Antes del silencio electoral

Los ecuatorianos llevamos todo lo que va de este siglo hundidos en rencores y venganzas. Los eslóganes que han dominado las campañas bastan para evidenciar ese espíritu de gresca y amenaza: “que se vayan todos”, “prohibido olvidar”, “jamás volverán”, “los corruptos siempre fueron ellos”, “ya falta poco”, etc. ¿Cuánto más puede el país aguantar eso? ¿Cuántas generaciones más es necesario consumir en esa interminable búsqueda de revancha? ¿Cuánto tiempo más vamos a perder buscando ajustar cuentas?

Los ecuatorianos somos pocos y somos —todavía— pobres; pese a ello, insistimos en consumir nuestros recursos, nuestra energía y nuestra atención en rencillas internas que resultan intrascendentes frente al tamaño de oportunidades y de amenazas que nos presenta el mundo. Una importante parte de las riquezas del último gran boom de las materias primas se malgastó en inocular odio, en vengar agravios de la Guerra Fría. Sería trágico querer volver a hacer lo mismo ahora, con magros recursos, cuando el país se enfrenta a una crisis de una profundidad sin parangón en la historia reciente.

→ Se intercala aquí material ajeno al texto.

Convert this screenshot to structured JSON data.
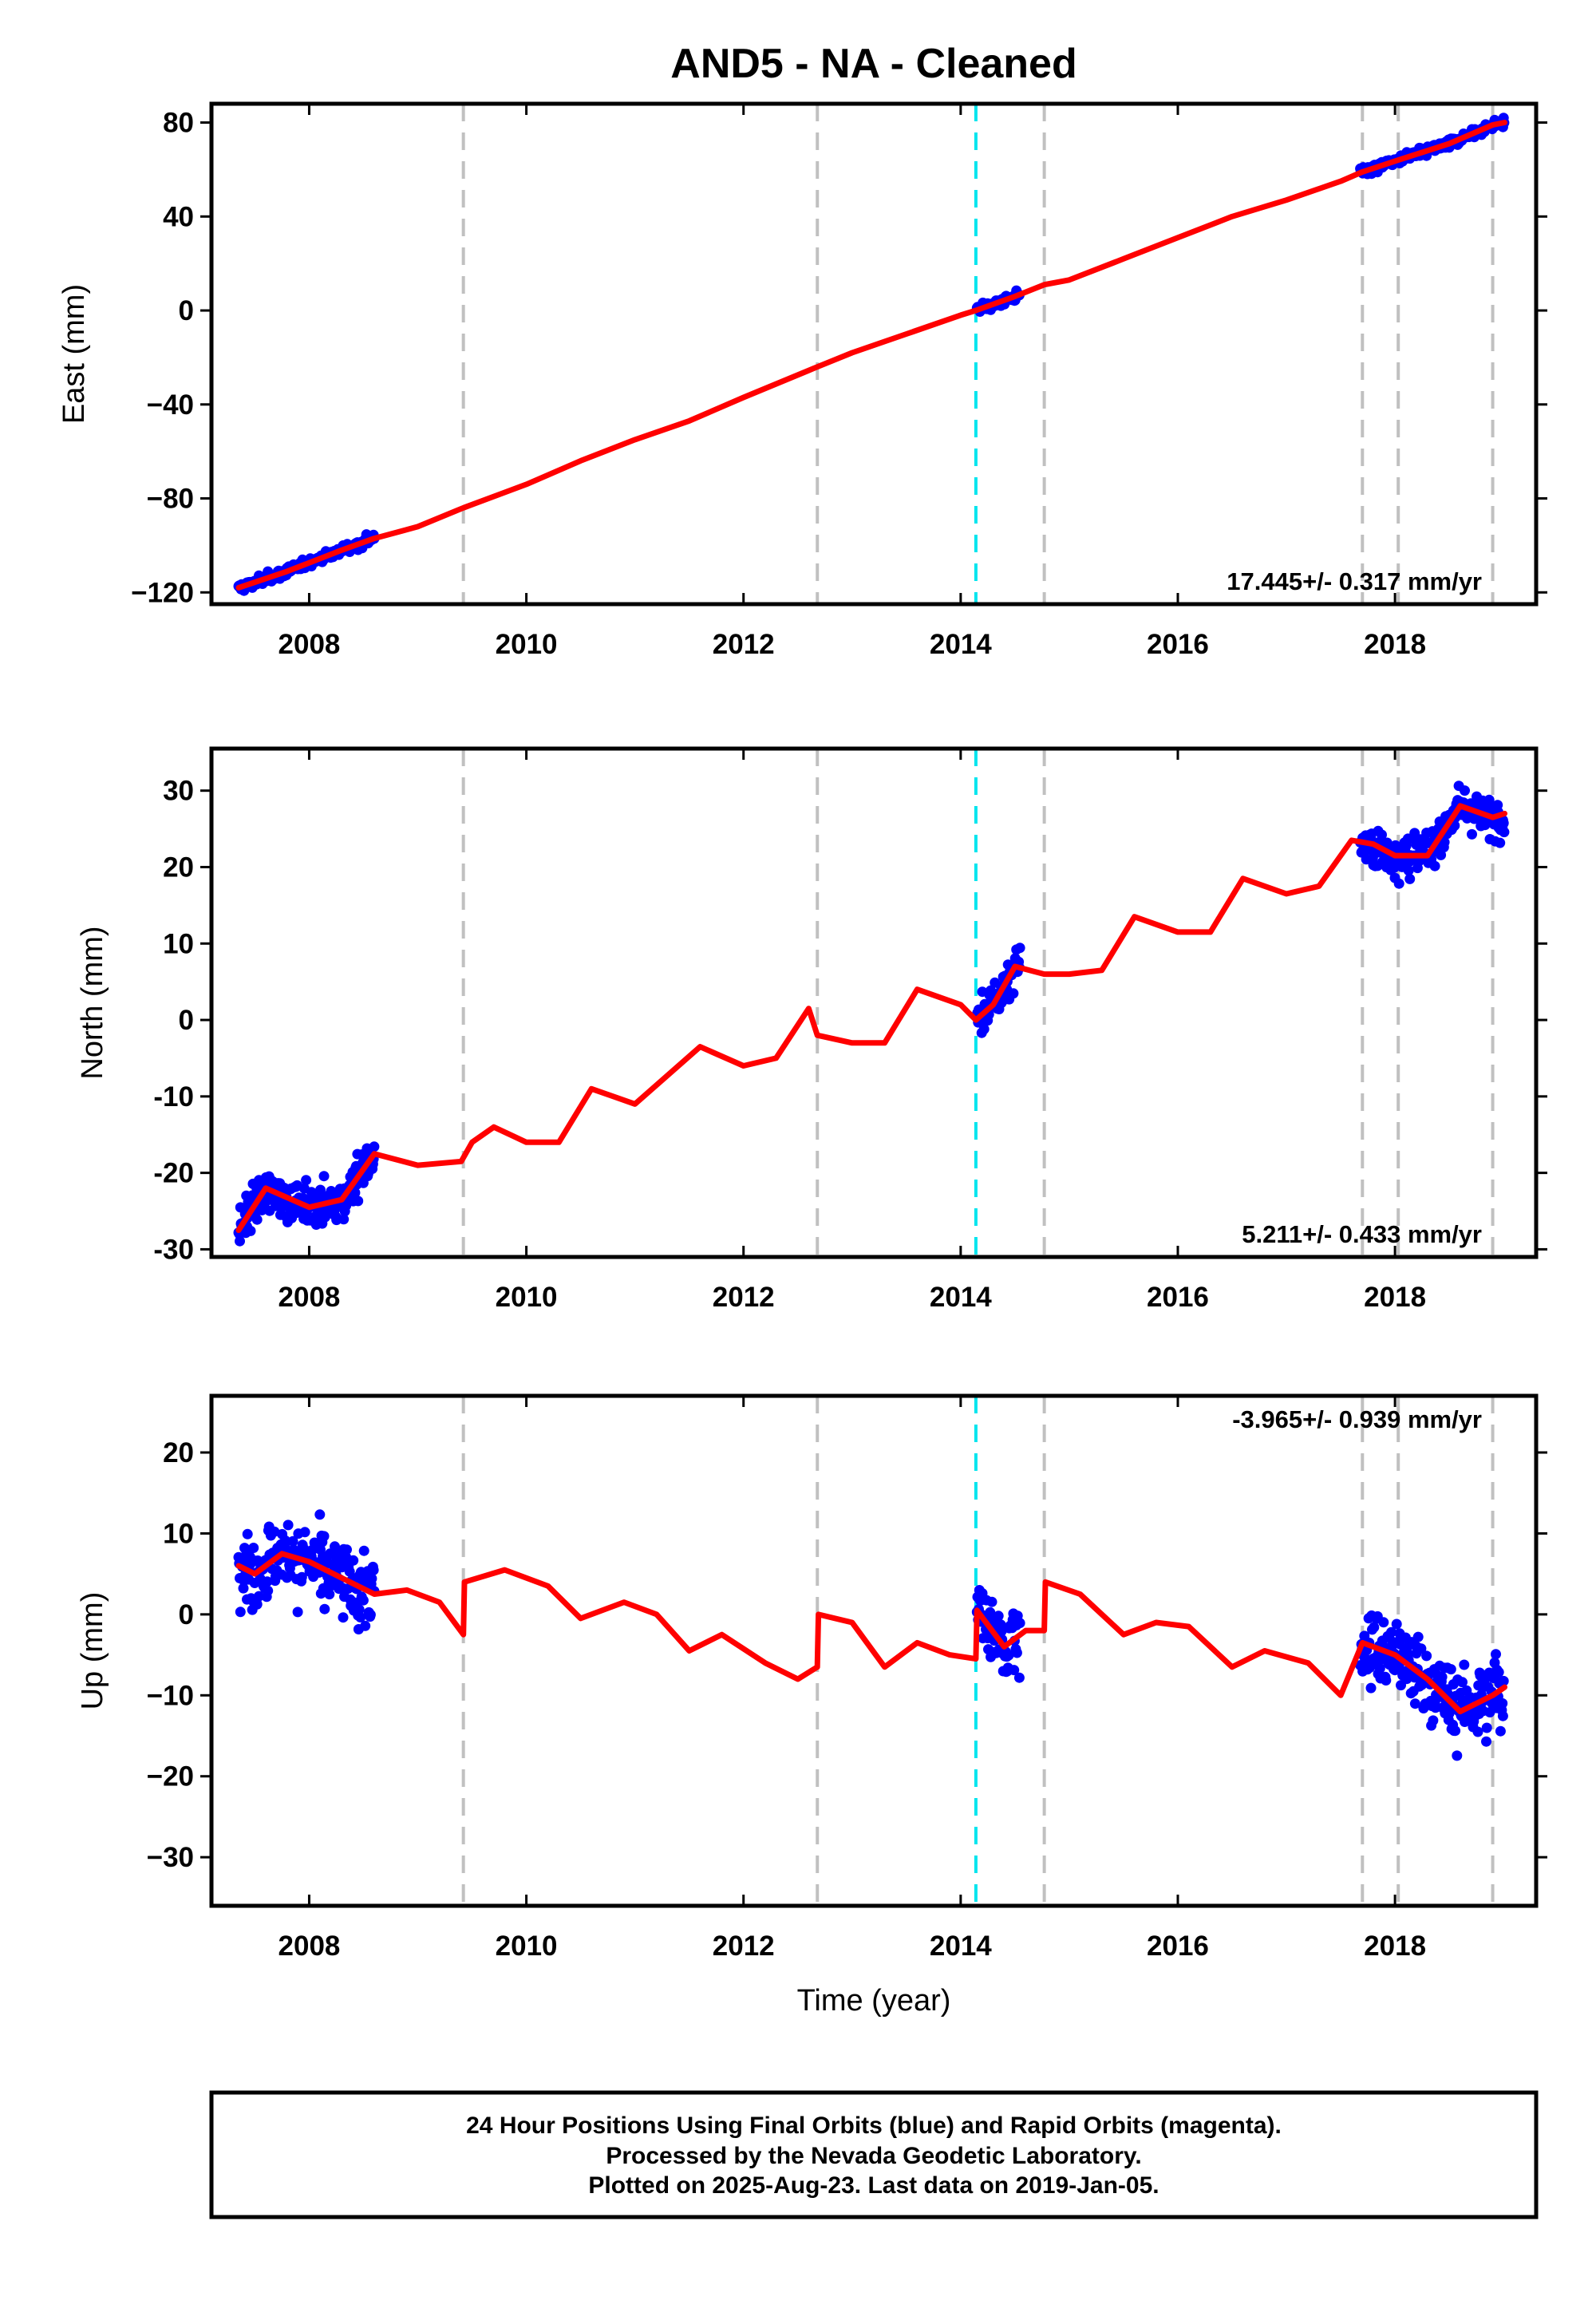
{
  "chart_data": {
    "type": "scatter",
    "title": "AND5  - NA - Cleaned",
    "xlabel": "Time (year)",
    "x_ticks": [
      "2008",
      "2010",
      "2012",
      "2014",
      "2016",
      "2018"
    ],
    "xlim": [
      2007.1,
      2019.3
    ],
    "colors": {
      "points": "#0000ff",
      "model": "#ff0000",
      "gray_break": "#c0c0c0",
      "cyan_break": "#00e5ee"
    },
    "breaks_gray": [
      2009.42,
      2012.68,
      2014.77,
      2017.7,
      2018.03,
      2018.9
    ],
    "breaks_cyan": [
      2014.14
    ],
    "data_segments": [
      [
        2007.35,
        2008.6
      ],
      [
        2014.15,
        2014.55
      ],
      [
        2017.68,
        2019.01
      ]
    ],
    "panels": [
      {
        "ylabel": "East (mm)",
        "ylim": [
          -125,
          88
        ],
        "y_ticks": [
          "80",
          "40",
          "0",
          "−40",
          "−80",
          "−120"
        ],
        "y_tick_values": [
          80,
          40,
          0,
          -40,
          -80,
          -120
        ],
        "rate": "17.445+/- 0.317 mm/yr",
        "rate_position": "bottom-right",
        "model": {
          "x": [
            2007.35,
            2007.8,
            2008.3,
            2008.6,
            2009.0,
            2009.42,
            2010.0,
            2010.5,
            2011.0,
            2011.5,
            2012.0,
            2012.68,
            2013.0,
            2013.5,
            2014.0,
            2014.14,
            2014.5,
            2014.77,
            2015.0,
            2015.5,
            2016.0,
            2016.5,
            2017.0,
            2017.5,
            2017.7,
            2018.03,
            2018.5,
            2018.9,
            2019.01
          ],
          "y": [
            -118,
            -111,
            -102,
            -97,
            -92,
            -84,
            -74,
            -64,
            -55,
            -47,
            -37,
            -24,
            -18,
            -10,
            -2,
            0,
            6,
            11,
            13,
            22,
            31,
            40,
            47,
            55,
            59,
            64,
            71,
            79,
            80
          ]
        },
        "points_trend": {
          "x": [
            2007.35,
            2019.01
          ],
          "y": [
            -118,
            80
          ],
          "spread": 2.5
        }
      },
      {
        "ylabel": "North (mm)",
        "ylim": [
          -31,
          35.5
        ],
        "y_ticks": [
          "30",
          "20",
          "10",
          "0",
          "-10",
          "-20",
          "-30"
        ],
        "y_tick_values": [
          30,
          20,
          10,
          0,
          -10,
          -20,
          -30
        ],
        "rate": "5.211+/- 0.433 mm/yr",
        "rate_position": "bottom-right",
        "model": {
          "x": [
            2007.35,
            2007.6,
            2008.0,
            2008.3,
            2008.6,
            2009.0,
            2009.4,
            2009.5,
            2009.7,
            2010.0,
            2010.3,
            2010.6,
            2011.0,
            2011.6,
            2012.0,
            2012.3,
            2012.6,
            2012.68,
            2013.0,
            2013.3,
            2013.6,
            2014.0,
            2014.14,
            2014.3,
            2014.5,
            2014.77,
            2015.0,
            2015.3,
            2015.6,
            2016.0,
            2016.3,
            2016.6,
            2017.0,
            2017.3,
            2017.6,
            2017.8,
            2018.0,
            2018.3,
            2018.6,
            2018.9,
            2019.01
          ],
          "y": [
            -27.5,
            -22,
            -24.5,
            -23.5,
            -17.5,
            -19,
            -18.5,
            -16,
            -14,
            -16,
            -16,
            -9,
            -11,
            -3.5,
            -6,
            -5,
            1.5,
            -2,
            -3,
            -3,
            4,
            2,
            0,
            2,
            7,
            6,
            6,
            6.5,
            13.5,
            11.5,
            11.5,
            18.5,
            16.5,
            17.5,
            23.5,
            23,
            21.5,
            21.5,
            28,
            26.5,
            27
          ]
        },
        "points_trend": {
          "x": [
            2007.35,
            2019.01
          ],
          "y": [
            -25,
            27
          ],
          "spread": 3.5
        }
      },
      {
        "ylabel": "Up (mm)",
        "ylim": [
          -36,
          27
        ],
        "y_ticks": [
          "20",
          "10",
          "0",
          "−10",
          "−20",
          "−30"
        ],
        "y_tick_values": [
          20,
          10,
          0,
          -10,
          -20,
          -30
        ],
        "rate": "-3.965+/- 0.939 mm/yr",
        "rate_position": "top-right",
        "model": {
          "x": [
            2007.35,
            2007.5,
            2007.75,
            2008.0,
            2008.3,
            2008.6,
            2008.9,
            2009.2,
            2009.42,
            2009.43,
            2009.8,
            2010.2,
            2010.5,
            2010.9,
            2011.2,
            2011.5,
            2011.8,
            2012.2,
            2012.5,
            2012.68,
            2012.69,
            2013.0,
            2013.3,
            2013.6,
            2013.9,
            2014.14,
            2014.15,
            2014.4,
            2014.6,
            2014.77,
            2014.78,
            2015.1,
            2015.5,
            2015.8,
            2016.1,
            2016.5,
            2016.8,
            2017.2,
            2017.5,
            2017.7,
            2018.0,
            2018.3,
            2018.6,
            2018.9,
            2019.01
          ],
          "y": [
            6,
            5,
            7.5,
            6.5,
            4.5,
            2.5,
            3,
            1.5,
            -2.5,
            4,
            5.5,
            3.5,
            -0.5,
            1.5,
            0,
            -4.5,
            -2.5,
            -6,
            -8,
            -6.5,
            0,
            -1,
            -6.5,
            -3.5,
            -5,
            -5.5,
            0.5,
            -4,
            -2,
            -2,
            4,
            2.5,
            -2.5,
            -1,
            -1.5,
            -6.5,
            -4.5,
            -6,
            -10,
            -3.5,
            -5,
            -8,
            -12,
            -10,
            -9
          ]
        },
        "points_trend": {
          "x": [
            2007.35,
            2019.01
          ],
          "y": [
            6,
            -10
          ],
          "spread": 6
        }
      }
    ]
  },
  "footer": {
    "line1": "24 Hour Positions Using Final Orbits (blue) and Rapid Orbits (magenta).",
    "line2": "Processed by the Nevada Geodetic Laboratory.",
    "line3": "Plotted on 2025-Aug-23. Last data on 2019-Jan-05."
  }
}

Ante la duda y el miedo, ante la incertidumbre de no saber quién prevalecerá, lo correcto es apelar a las sinceras convicciones de paz y reconciliación. Ecuador no merece otro round de revanchas y odios. Se requiere, urgentemente, un mandatario que logre sanar heridas y haga que el país mire, finalmente, hacia delante y hacia fuera. Ninguna transformación positiva puede surgir de quien quiere mantenernos perpetuamente empantanados en la rabia.